Department of Psychiatry and Behavioral Sciences, Medical University of South Carolina, Charleston, South Carolina.
Department of Psychiatry and Behavioral Sciences, Medical University of South Carolina, Charleston, South Carolina; Ralph H. Johnson VA Health Care System, Charleston, South Carolina.
Biol Psychiatry Cogn Neurosci Neuroimaging. 2023 Jul;8(7):712-719. doi: 10.1016/j.bpsc.2022.07.010. Epub 2022 Aug 8.
Treatments for anxiety and related disorders target exaggerated escape/avoidance as a core feature, but current methods fail to improve escape/avoidance habits for many treatment-seeking individuals. To support developing tools that increase treatment efficacy by targeting mechanisms more directly, the current work examined potential distinctions in the neurophysiologies of escape and avoidance and tested how clinical anxiety affects these neurophysiologies.
Twenty-five treatment-seeking individuals with varied principal diagnoses (e.g., generalized anxiety disorder, posttraumatic stress disorder) and 20 non-treatment-seeking control subjects participated. In the study task, approximately 5.25-second cues predicted aversive images that could be avoided (blocked by a button press before image onset), escaped (ended by a button press after image onset), or not controlled. To examine neural processing and defensive response modulation, anticipatory event-related potentials were derived, and startle reflexes were probed throughout each cue.

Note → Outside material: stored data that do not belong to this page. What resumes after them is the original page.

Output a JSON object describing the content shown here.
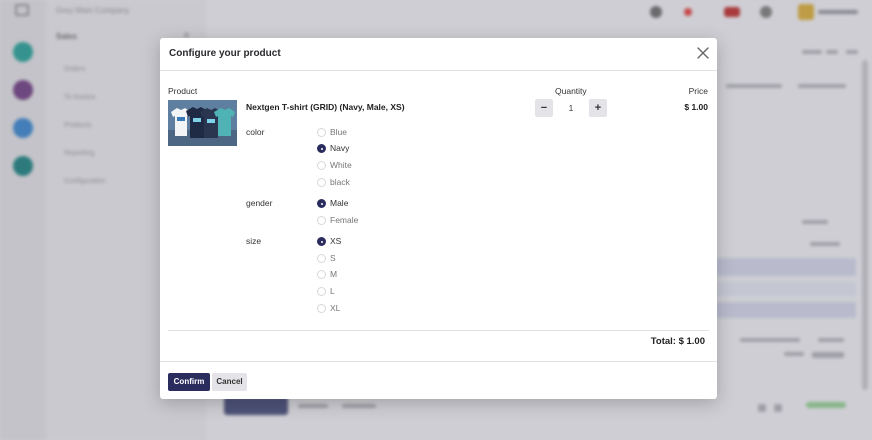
{
  "background": {
    "breadcrumb": "Grey Main Company",
    "app_title": "Sales",
    "menu": [
      "Orders",
      "To Invoice",
      "Products",
      "Reporting",
      "Configuration"
    ]
  },
  "modal": {
    "title": "Configure your product",
    "headers": {
      "product": "Product",
      "quantity": "Quantity",
      "price": "Price"
    },
    "product_name": "Nextgen T-shirt (GRID) (Navy, Male, XS)",
    "price": "$ 1.00",
    "quantity": "1",
    "qty_minus": "−",
    "qty_plus": "+",
    "attributes": {
      "color": {
        "label": "color",
        "options": [
          "Blue",
          "Navy",
          "White",
          "black"
        ],
        "selected": "Navy"
      },
      "gender": {
        "label": "gender",
        "options": [
          "Male",
          "Female"
        ],
        "selected": "Male"
      },
      "size": {
        "label": "size",
        "options": [
          "XS",
          "S",
          "M",
          "L",
          "XL"
        ],
        "selected": "XS"
      }
    },
    "total": "Total: $ 1.00",
    "confirm_label": "Confirm",
    "cancel_label": "Cancel"
  },
  "colors": {
    "accent": "#2b2c5e",
    "button_secondary": "#e4e4e8"
  },
  "icons": {
    "close": "close-icon",
    "product_image": "tshirt-product-image"
  }
}
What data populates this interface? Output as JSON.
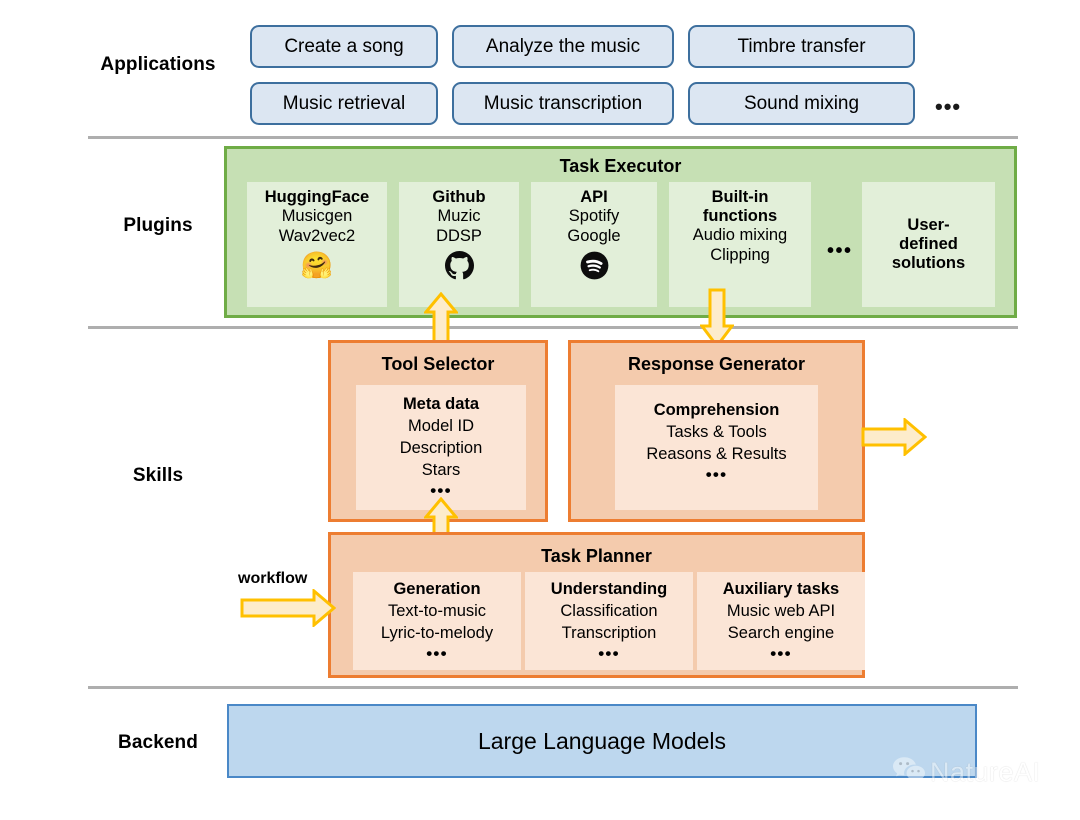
{
  "rows": {
    "applications": {
      "label": "Applications"
    },
    "plugins": {
      "label": "Plugins"
    },
    "skills": {
      "label": "Skills"
    },
    "backend": {
      "label": "Backend"
    }
  },
  "applications": {
    "chips": [
      {
        "label": "Create a song"
      },
      {
        "label": "Analyze the music"
      },
      {
        "label": "Timbre transfer"
      },
      {
        "label": "Music retrieval"
      },
      {
        "label": "Music transcription"
      },
      {
        "label": "Sound mixing"
      }
    ],
    "ellipsis": "•••"
  },
  "plugins": {
    "panel_title": "Task Executor",
    "ellipsis": "•••",
    "cards": [
      {
        "title": "HuggingFace",
        "lines": [
          "Musicgen",
          "Wav2vec2"
        ],
        "icon": "huggingface-icon",
        "icon_glyph": "🤗"
      },
      {
        "title": "Github",
        "lines": [
          "Muzic",
          "DDSP"
        ],
        "icon": "github-icon",
        "icon_glyph": ""
      },
      {
        "title": "API",
        "lines": [
          "Spotify",
          "Google"
        ],
        "icon": "spotify-icon",
        "icon_glyph": ""
      },
      {
        "title": "Built-in\nfunctions",
        "title_line1": "Built-in",
        "title_line2": "functions",
        "lines": [
          "Audio mixing",
          "Clipping"
        ],
        "icon": "none",
        "icon_glyph": ""
      },
      {
        "title_line1": "User-",
        "title_line2": "defined",
        "title_line3": "solutions",
        "lines": [],
        "icon": "none",
        "icon_glyph": ""
      }
    ]
  },
  "skills": {
    "tool_selector": {
      "title": "Tool Selector",
      "card": {
        "title": "Meta data",
        "lines": [
          "Model ID",
          "Description",
          "Stars"
        ],
        "ellipsis": "•••"
      }
    },
    "response_generator": {
      "title": "Response Generator",
      "card": {
        "title": "Comprehension",
        "lines": [
          "Tasks & Tools",
          "Reasons & Results"
        ],
        "ellipsis": "•••"
      }
    },
    "task_planner": {
      "title": "Task Planner",
      "cards": [
        {
          "title": "Generation",
          "lines": [
            "Text-to-music",
            "Lyric-to-melody"
          ],
          "ellipsis": "•••"
        },
        {
          "title": "Understanding",
          "lines": [
            "Classification",
            "Transcription"
          ],
          "ellipsis": "•••"
        },
        {
          "title": "Auxiliary tasks",
          "lines": [
            "Music web API",
            "Search engine"
          ],
          "ellipsis": "•••"
        }
      ]
    },
    "workflow_label": "workflow"
  },
  "backend": {
    "box_label": "Large Language Models"
  },
  "watermark": {
    "text": "NatureAI",
    "icon": "wechat-icon"
  },
  "colors": {
    "app_fill": "#dce6f2",
    "app_border": "#3d6f9e",
    "green_fill": "#c6e0b4",
    "green_border": "#6fac46",
    "green_card": "#e2efd9",
    "orange_fill": "#f4cbad",
    "orange_border": "#ed7d31",
    "orange_card": "#fbe5d6",
    "backend_fill": "#bdd7ee",
    "backend_border": "#4a88c7",
    "arrow_fill": "#fdeccb",
    "arrow_border": "#ffc000",
    "separator": "#aeaeae"
  }
}
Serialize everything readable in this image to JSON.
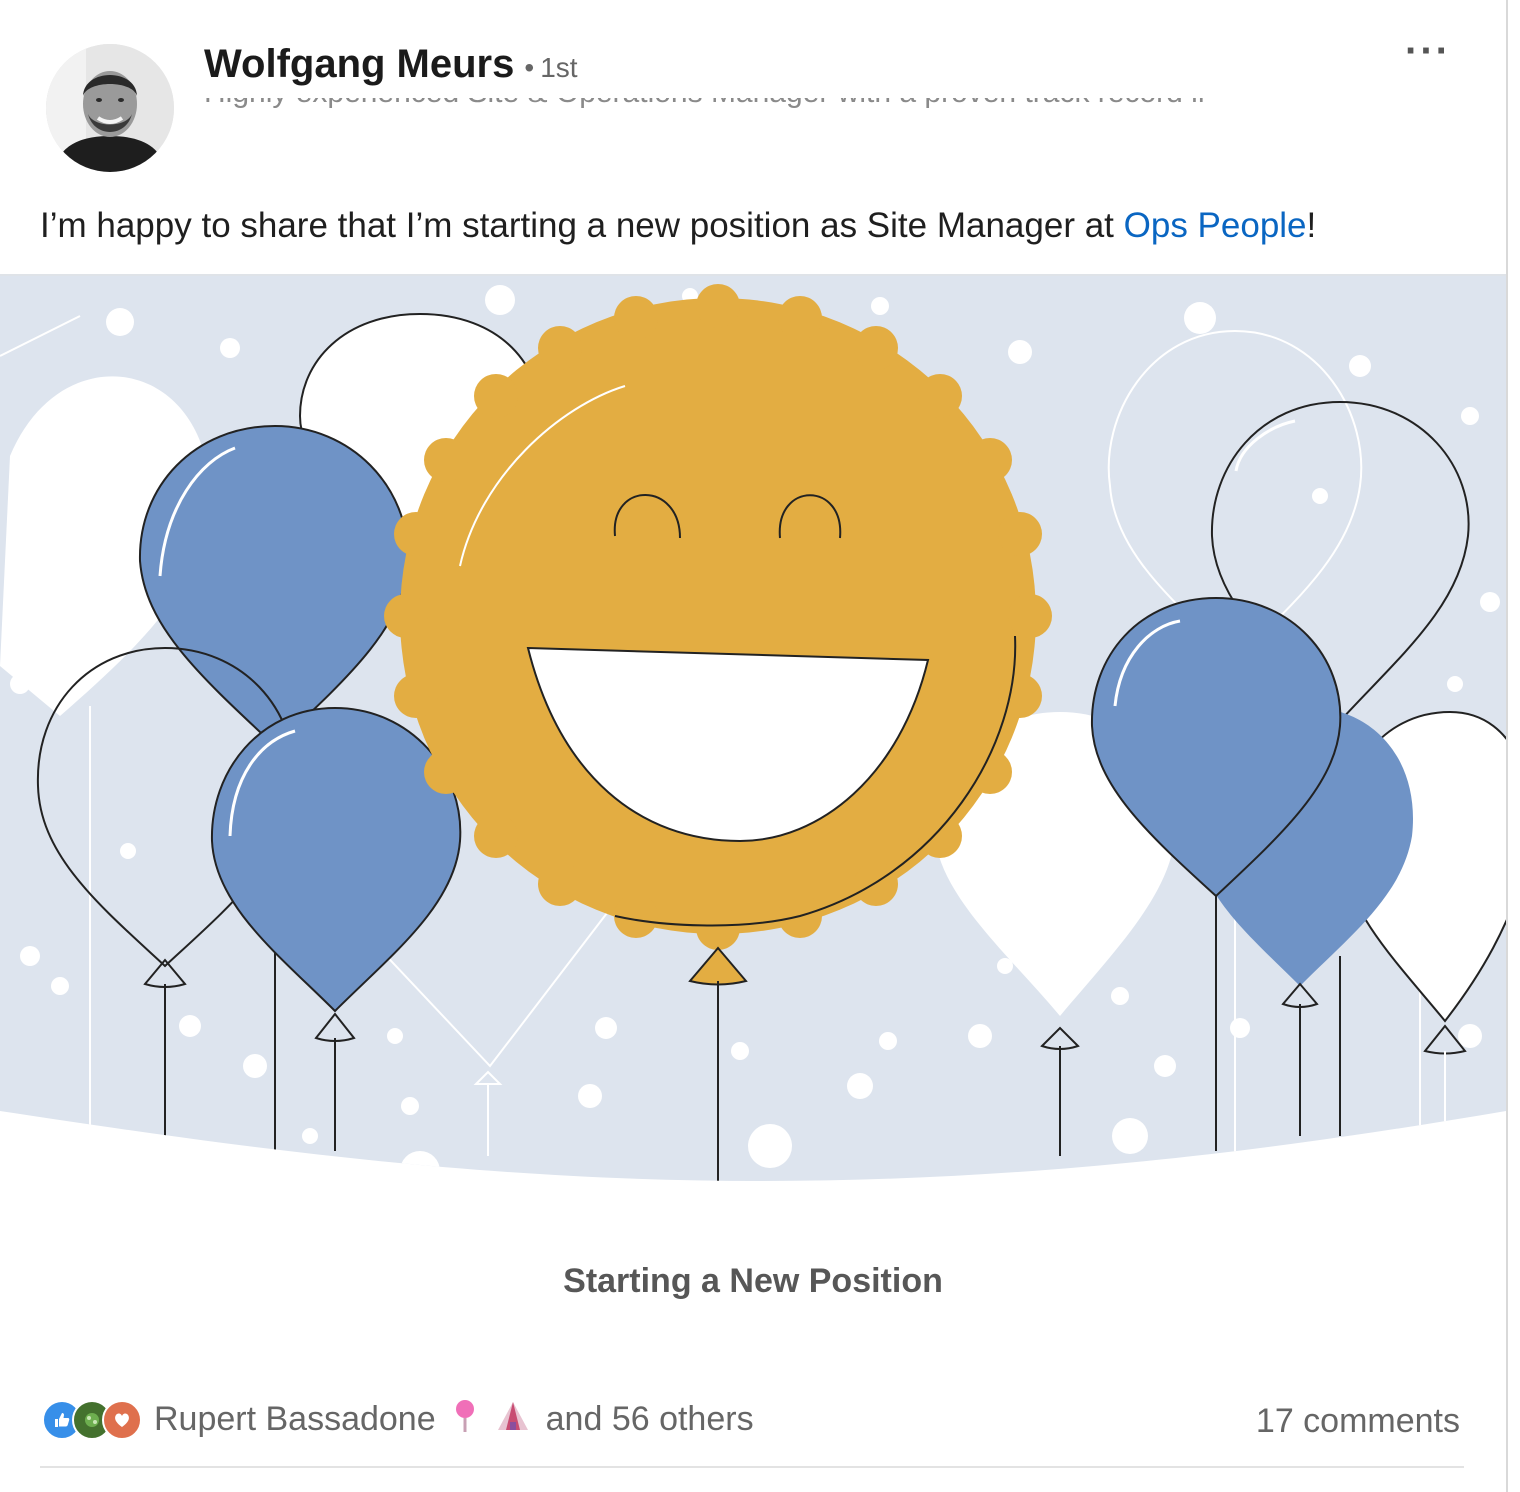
{
  "post": {
    "author_name": "Wolfgang Meurs",
    "separator": "•",
    "connection_degree": "1st",
    "headline_partial": "Highly experienced Site & Operations Manager with a proven track record in Operations",
    "more_label": "···",
    "text_before": "I’m happy to share that I’m starting a new position as Site Manager at ",
    "mention": "Ops People",
    "text_after": "!",
    "image_caption": "Starting a New Position"
  },
  "social": {
    "first_reactor": "Rupert Bassadone",
    "others_text": "and 56 others",
    "comments": "17 comments",
    "reaction_icons": [
      "like-icon",
      "celebrate-icon",
      "love-icon"
    ],
    "colors": {
      "like": "#378fe9",
      "celebrate": "#44712e",
      "love": "#df704d"
    }
  },
  "colors": {
    "link": "#0a66c2",
    "balloon_blue": "#6f93c6",
    "sun_gold": "#e3ad42",
    "sky": "#dde4ee"
  }
}
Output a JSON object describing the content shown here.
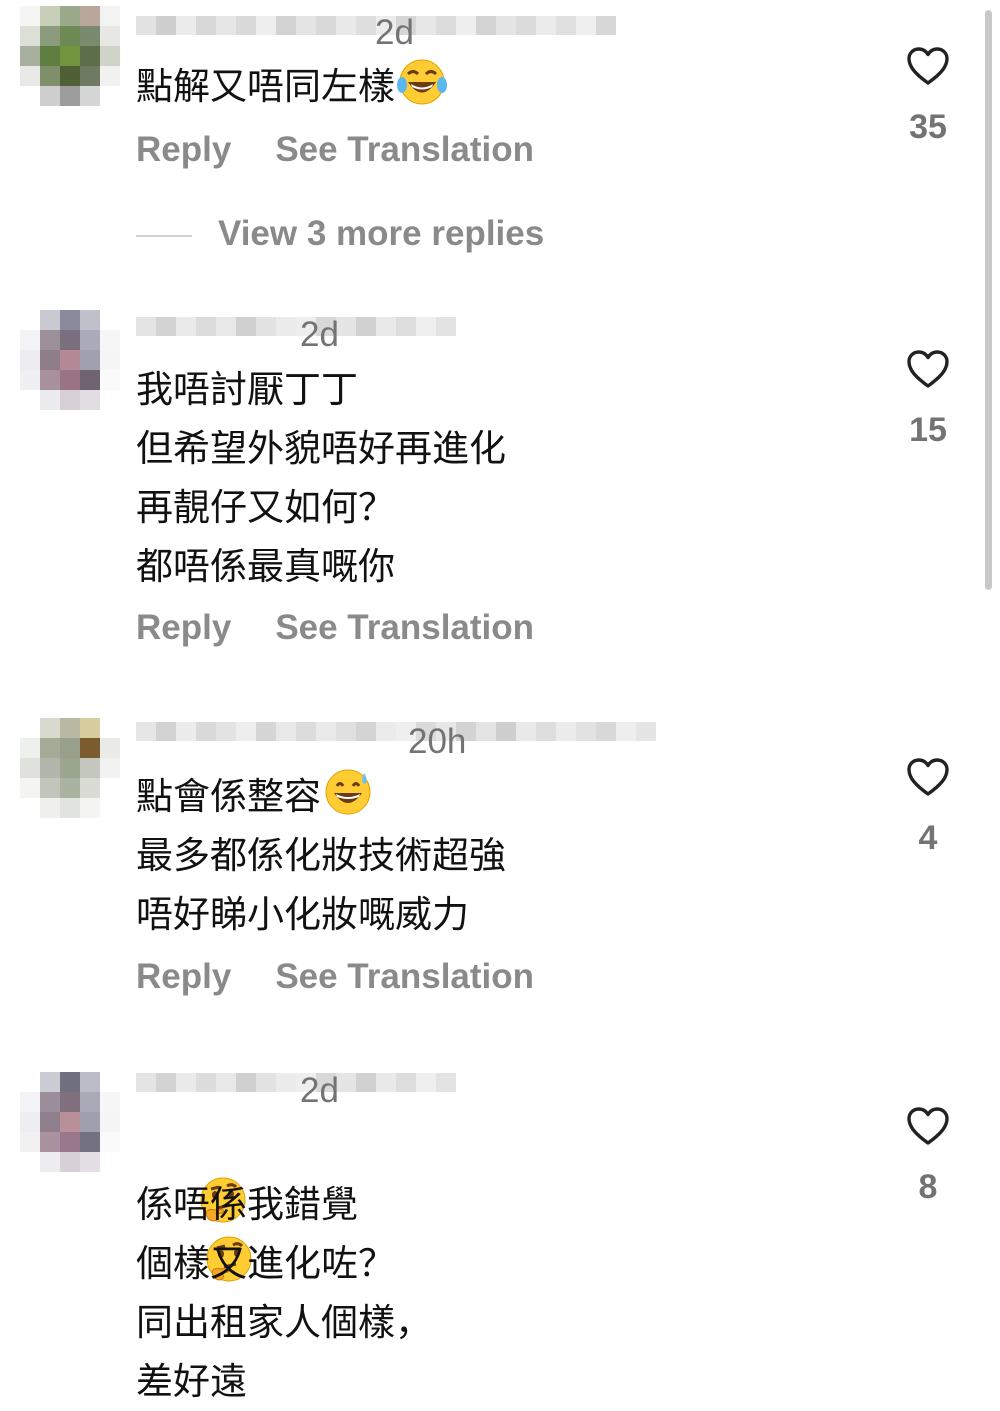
{
  "comments": [
    {
      "timestamp": "2d",
      "lines": [
        "點解又唔同左樣"
      ],
      "emoji": [
        "face-with-tears-of-joy"
      ],
      "reply_label": "Reply",
      "translate_label": "See Translation",
      "likes": "35",
      "view_more": "View 3 more replies"
    },
    {
      "timestamp": "2d",
      "lines": [
        "我唔討厭丁丁",
        "但希望外貌唔好再進化",
        "再靚仔又如何？",
        "都唔係最真嘅你"
      ],
      "reply_label": "Reply",
      "translate_label": "See Translation",
      "likes": "15"
    },
    {
      "timestamp": "20h",
      "lines": [
        "點會係整容",
        "最多都係化妝技術超強",
        "唔好睇小化妝嘅威力"
      ],
      "emoji": [
        "grinning-face-with-sweat"
      ],
      "reply_label": "Reply",
      "translate_label": "See Translation",
      "likes": "4"
    },
    {
      "timestamp": "2d",
      "lines": [
        "係唔係我錯覺",
        "個樣又進化咗？",
        "同出租家人個樣，",
        "差好遠"
      ],
      "emoji": [
        "thinking-face",
        "thinking-face"
      ],
      "likes": "8"
    }
  ],
  "colors": {
    "text": "#111111",
    "muted": "#737373",
    "action": "#8a8a8a",
    "heart_stroke": "#222222"
  },
  "icons": {
    "like": "heart-outline-icon"
  }
}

Multidimensional profiles were observed such that 1) anticipatory event-related potential enhancement was only reliable during avoidance preparation, and event-related potentials potentially reflected perceived/instrumental control; and 2) startle reflexes were inhibited during avoidance preparation, relatively enhanced during escape preparation, and further enhanced during uncontrollable anticipation, thus potentially reflecting fear-related activation. Treatment-seeking status, then, did not affect cortical processing, but it did moderate context-dependent fear (if individuals with severe depression were excluded) such that treatment-seeking individuals without depression showed exaggerated startle during escape, but not avoidance, preparation.
Data suggest a specific effect of anxiety on fear system activation during preparation to escape aversion. This effect warrants further investigation as a precision target for interventions that directly modulate the specific underlying neural circuitry.
焦虑和相关障碍的治疗方法针对过度的逃避/回避作为核心特征,但目前的方法未能改善许多寻求治疗的个体的逃避/回避习惯。为了支持开发通过更直接地针对机制来提高治疗效果的工具,当前的工作检查了逃避和回避的神经生理学中的潜在区别,并测试了临床焦虑如何影响这些神经生理学。
25 名寻求治疗的个体,具有不同的主要诊断(例如,广泛性焦虑症、创伤后应激障碍)和 20 名非寻求治疗的对照参与者参加了研究。在研究任务中,大约 5.25 秒的线索预测了不愉快的图像,可以通过在图像出现前按下按钮来避免(阻止)、逃避(在图像出现后按下按钮结束)或无法控制。为了检查神经处理和防御反应调节,得出了预期的事件相关电位,并在每个线索中探测了惊跳反射。
观察到多维谱,即 1)仅在回避准备期间可靠地出现预期事件相关电位增强,并且事件相关电位可能反映了感知/工具性控制;2)在回避准备期间抑制惊跳反射,在逃避准备期间相对增强,在无法控制的预期期间进一步增强,从而可能反映出与恐惧相关的激活。然后,寻求治疗的状态不会影响皮质处理,但会调节上下文相关的恐惧(如果排除严重抑郁症患者),即没有抑郁症的寻求治疗的个体在逃避准备期间表现出惊跳反射增强,但在回避准备期间没有。
数据表明焦虑对逃避厌恶准备期间恐惧系统激活的特定影响。这种效应值得进一步研究,作为直接调节特定潜在神经回路的干预措施的精确目标。